Ser brasileiro também é estar acostumado a falar de aumento de preço, de dizer que uma mercadoria ou serviço está custando mais agora do que custava dias atrás. A inflação faz parte do cotidiano porque foi uma doença grave da economia brasileira por três décadas, um tempo em que um pacote de biscoitos tinha um preço de manhã e outro à tarde, com o funcionário do mercado remarcando o valor com uma maquininha. Temos uma economia estável desde 1994, mas, de vez em quando, a inflação volta. Estamos numa dessas fases novamente.
Quem compra sabe: em algumas regiões do Brasil, o preço do ovo branco aumentou 69% este ano. O café subiu 50% nos últimos 12 meses. A cesta básica, com os produtos mais necessários para as famílias, ficou 14% mais cara no ano passado.
É a inflação de alimentos, que está fazendo tanto mal às finanças das pessoas e afetando a popularidade do governo.
Uma das razões para isso é a combinação de mais dinheiro circulando na economia e questões sazonais de oferta de produtos.

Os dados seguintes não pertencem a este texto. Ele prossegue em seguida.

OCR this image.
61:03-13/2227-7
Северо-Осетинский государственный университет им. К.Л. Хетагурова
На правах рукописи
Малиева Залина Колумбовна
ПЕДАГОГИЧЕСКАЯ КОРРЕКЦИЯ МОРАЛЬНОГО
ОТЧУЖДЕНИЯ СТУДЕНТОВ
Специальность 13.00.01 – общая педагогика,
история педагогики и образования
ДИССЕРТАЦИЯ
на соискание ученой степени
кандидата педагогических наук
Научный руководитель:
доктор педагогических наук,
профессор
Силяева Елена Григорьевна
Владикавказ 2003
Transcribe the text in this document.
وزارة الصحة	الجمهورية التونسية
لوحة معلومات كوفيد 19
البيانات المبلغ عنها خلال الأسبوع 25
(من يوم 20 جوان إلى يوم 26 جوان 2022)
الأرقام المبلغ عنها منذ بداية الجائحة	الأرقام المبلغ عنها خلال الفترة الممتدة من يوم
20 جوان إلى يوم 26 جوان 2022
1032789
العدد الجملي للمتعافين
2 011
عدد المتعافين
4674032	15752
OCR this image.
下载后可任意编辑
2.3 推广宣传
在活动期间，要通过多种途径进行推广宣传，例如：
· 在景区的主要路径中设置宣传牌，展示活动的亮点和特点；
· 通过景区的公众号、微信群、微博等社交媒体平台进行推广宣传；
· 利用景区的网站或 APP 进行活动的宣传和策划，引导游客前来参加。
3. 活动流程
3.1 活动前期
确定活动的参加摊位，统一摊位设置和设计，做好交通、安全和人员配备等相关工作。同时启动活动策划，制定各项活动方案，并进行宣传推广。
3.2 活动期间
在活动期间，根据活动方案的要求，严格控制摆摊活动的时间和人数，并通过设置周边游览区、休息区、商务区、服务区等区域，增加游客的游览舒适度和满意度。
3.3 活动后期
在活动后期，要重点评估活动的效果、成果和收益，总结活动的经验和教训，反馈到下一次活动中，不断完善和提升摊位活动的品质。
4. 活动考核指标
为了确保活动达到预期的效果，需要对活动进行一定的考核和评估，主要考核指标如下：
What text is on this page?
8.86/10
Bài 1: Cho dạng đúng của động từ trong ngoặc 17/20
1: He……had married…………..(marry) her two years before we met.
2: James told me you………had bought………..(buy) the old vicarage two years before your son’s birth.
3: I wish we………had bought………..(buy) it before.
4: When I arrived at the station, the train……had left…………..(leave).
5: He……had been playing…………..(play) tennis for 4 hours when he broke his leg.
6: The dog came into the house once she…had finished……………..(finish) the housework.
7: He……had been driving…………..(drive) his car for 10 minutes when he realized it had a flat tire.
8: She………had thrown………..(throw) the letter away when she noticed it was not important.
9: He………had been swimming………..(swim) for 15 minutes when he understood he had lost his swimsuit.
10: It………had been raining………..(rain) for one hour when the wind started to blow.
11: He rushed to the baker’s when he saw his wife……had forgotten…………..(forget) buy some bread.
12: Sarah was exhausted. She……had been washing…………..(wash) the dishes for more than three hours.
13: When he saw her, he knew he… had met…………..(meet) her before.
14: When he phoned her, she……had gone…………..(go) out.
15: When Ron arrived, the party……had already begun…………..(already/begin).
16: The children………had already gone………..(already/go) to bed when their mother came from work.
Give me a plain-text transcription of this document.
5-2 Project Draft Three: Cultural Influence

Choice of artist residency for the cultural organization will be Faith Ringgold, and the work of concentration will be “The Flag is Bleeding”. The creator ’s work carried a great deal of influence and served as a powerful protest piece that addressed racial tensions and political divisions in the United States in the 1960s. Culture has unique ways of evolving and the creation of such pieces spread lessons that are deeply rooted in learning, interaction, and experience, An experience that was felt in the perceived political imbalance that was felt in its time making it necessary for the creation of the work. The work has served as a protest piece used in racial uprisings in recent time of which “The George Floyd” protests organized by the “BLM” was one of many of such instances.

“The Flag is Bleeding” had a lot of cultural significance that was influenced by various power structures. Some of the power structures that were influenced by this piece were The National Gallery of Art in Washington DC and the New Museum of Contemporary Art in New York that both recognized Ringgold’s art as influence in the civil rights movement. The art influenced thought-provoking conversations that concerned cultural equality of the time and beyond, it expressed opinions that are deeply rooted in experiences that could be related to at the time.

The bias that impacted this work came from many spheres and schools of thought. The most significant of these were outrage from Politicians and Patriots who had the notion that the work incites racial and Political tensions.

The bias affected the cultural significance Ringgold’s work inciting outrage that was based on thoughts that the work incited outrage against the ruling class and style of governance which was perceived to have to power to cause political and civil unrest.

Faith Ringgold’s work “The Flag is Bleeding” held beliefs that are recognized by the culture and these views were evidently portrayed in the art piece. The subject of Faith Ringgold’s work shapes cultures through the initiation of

Os programas de transferência de renda do governo estão colocando mais dinheiro no bolso da população, então as pessoas estão comprando mais.
Ao mesmo tempo, a oferta de produtos está reduzida por questões de safra, impactada por eventos climáticos, entre outras razões. Há também no mundo um ciclo de alta no preço de commodities — como trigo, milho e soja. O resultado é que os preços sobem — e podem se manter altos por mais algum tempo.
Transferência de renda é uma política pública justa e fundamental no Brasil. Mas é importante o governo ter responsabilidade fiscal, não gastar além do que arrecada, como faz hoje, senão acontece o que estamos vendo: as pessoas têm mais dinheiro, mas gastam mais por causa da inflação. Nesse ciclo ninguém ganha.
O Brasil é um dos maiores produtores de alimentos do mundo, mas também está sujeito às oscilações dos preços dos produtos mais básicos. É um movimento internacional. Vamos pegar o exemplo da carne. Nos Estados Unidos há um fenômeno interessante: o tamanho dos rebanhos está caindo, porque muitos produtores estão liquidando seus estoques. Eles estão fazendo isso porque seus filhos não querem ser fazendeiros. É uma questão geracional. Assim, o preço da carne sobe.
No Brasil vemos o movimento contrário ao dos Estados Unidos: estamos num momento de reconhecimento da importância do agro, as novas gerações têm orgulho da atividade. Já vemos gente usando botina na Faria Lima, não só na roça (usar na roça é fácil; quero ver usar na Faria Lima).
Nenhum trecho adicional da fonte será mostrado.